Outras ações interessantes, como as fazendas urbanas, são importantes para a população local. Neste caso, os terrenos baldios entre as casas de bairros abandonados são usados para a produção de alimentos de forma verticalizada e indoor. E embora o próprio governo local não a considere uma atividade economicamente relevante pela cidade - pela baixa geração de vagas de emprego -, esse projeto ajuda a população, pois gera alimento mais barato e mais fresco do que no supermercado, e, principalmente, tira aquela cara de abandono da região.
Nesse movimento, na última década, a cidade também se tornou alvo de projetos urbanísticos baseados em um zoneamento de uso misto para fazer dali uma nova realidade. Muitos jovens têm promovido o renascimento de alguns bairros com projetos de arte - música, pintura, esculturas, fotografia e moda, que abrem novas possibilidades na cidade.

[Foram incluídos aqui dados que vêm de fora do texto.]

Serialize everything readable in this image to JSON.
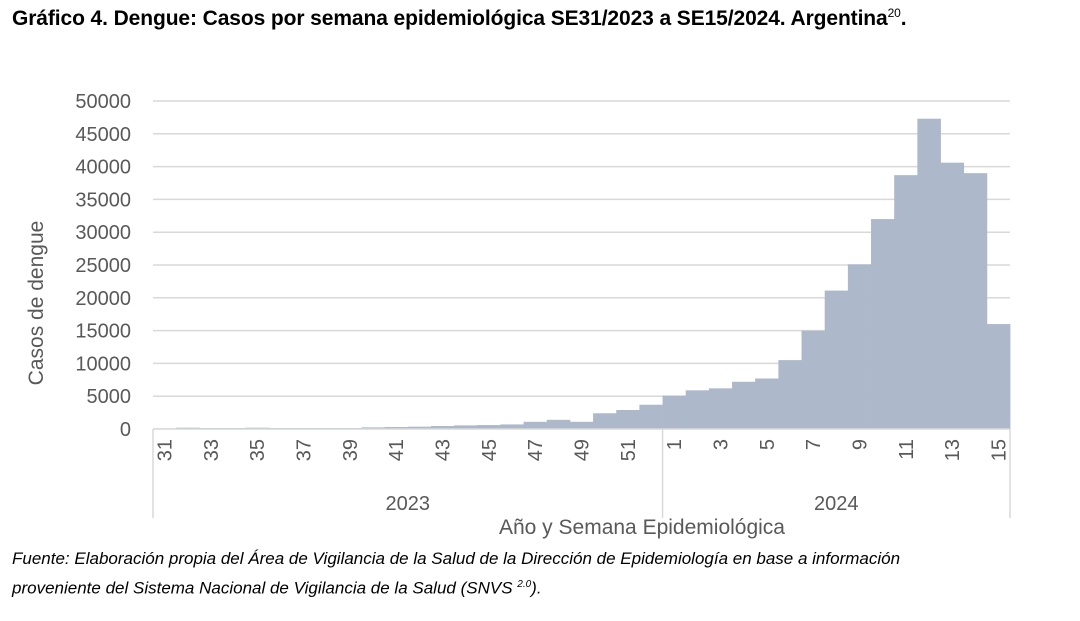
{
  "header": {
    "title": "Gráfico 4. Dengue: Casos por semana epidemiológica SE31/2023 a SE15/2024. Argentina",
    "title_sup": "20",
    "title_end": "."
  },
  "chart_data": {
    "type": "bar",
    "xlabel": "Año y Semana Epidemiológica",
    "ylabel": "Casos de dengue",
    "ylim": [
      0,
      50000
    ],
    "yticks": [
      0,
      5000,
      10000,
      15000,
      20000,
      25000,
      30000,
      35000,
      40000,
      45000,
      50000
    ],
    "grid": true,
    "bar_color": "#adb9ca",
    "groups": [
      {
        "year": "2023",
        "weeks": [
          31,
          32,
          33,
          34,
          35,
          36,
          37,
          38,
          39,
          40,
          41,
          42,
          43,
          44,
          45,
          46,
          47,
          48,
          49,
          50,
          51,
          52
        ],
        "tick_labels": [
          "31",
          "33",
          "35",
          "37",
          "39",
          "41",
          "43",
          "45",
          "47",
          "49",
          "51"
        ],
        "values": [
          100,
          200,
          150,
          150,
          200,
          150,
          150,
          150,
          150,
          250,
          300,
          350,
          450,
          550,
          600,
          700,
          1100,
          1400,
          1100,
          2400,
          2900,
          3700
        ]
      },
      {
        "year": "2024",
        "weeks": [
          1,
          2,
          3,
          4,
          5,
          6,
          7,
          8,
          9,
          10,
          11,
          12,
          13,
          14,
          15
        ],
        "tick_labels": [
          "1",
          "3",
          "5",
          "7",
          "9",
          "11",
          "13",
          "15"
        ],
        "values": [
          5100,
          5900,
          6200,
          7200,
          7700,
          10500,
          15000,
          21100,
          25100,
          32000,
          38700,
          47300,
          40600,
          39000,
          16000
        ]
      }
    ]
  },
  "footer": {
    "source_line1": "Fuente: Elaboración propia del Área de Vigilancia de la Salud de la Dirección de Epidemiología en base a información",
    "source_line2_pre": "proveniente del Sistema Nacional de Vigilancia de la Salud (SNVS ",
    "source_sup": "2.0",
    "source_line2_post": ")."
  }
}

Também parte desse movimento, a Gucci é uma das raras marcas de luxo a operar lojas independentes fora das grandes metrópoles. Desde 2019, a marca analisa dados dessa geolocalização por meio do programa Gucci Changemakers, criado para fomentar uma nova era de jovens diversos na indústria da moda - apoiando e dando visibilidade para criatividade encontrada na cidade. Exemplo disso é a transcrição na fachada da loja de uma das estrofes da poetisa local Jessica Care Moore, que criou um poema original que incorpora a missão da marca em Detroit.
Depois de tanto estudo, a marca entendeu que mesmo com seus principais endereços comerciais na ruína, a cidade precisava de algo majestoso para atrair outros negócios ao centro da cidade.
A boutique abrange mais de 3,5 mil metros quadrados e exibe uma ampla coleção de roupas e acessórios masculinos e femininos, joias, relógios e decoração Gucci. A marca encontrou um alinhamento natural com a cidade e sua cultura.
Preservando a arquitetura histórica do imóvel em que se instalou, a nova luxuosa Casa da Gucci apresenta azulejos de vidro restaurados e trabalhos geométricos em metal na fachada que se estendem por todo o interior.
Pisos monocromáticos com padrões personalizados espelham os painéis geométricos da fachada, produzindo efeitos decorativos tridimensionais, integrando-se com a forma das luminárias cilíndricas e em LED para monitorar e promover a eficiência energética.
Além de pressionar o mercado como um todo por uma representação mais forte em endereços independentes, a Gucci também tenta chamar a atenção da indústria da moda por meio de relacionamentos com organizações sem fins lucrativos.
Outra ação local da marca é o apoio a estudantes de instituições como a Cass Tech High School, a escola pública mais antiga da cidade. A Gucci também trabalha ações de visibilidade da economia criativa encontrada na cidade, como, por exemplo, ao ter encomendado um filme — Jenn Nkiru's Black to Techno (2019) — que celebrava o Techno (ritmo musical) como uma forma de arte típica de Detroit.
São ações que de certa forma integram a população nessa retomada e que já trazem repercussões importantes para a região. Detroit foi nomeada um dos melhores lugares do mundo pela TIME em 2022 e seu futuro econômico é descrito como resiliente mesmo enquanto navega pelas consequências do covid-19.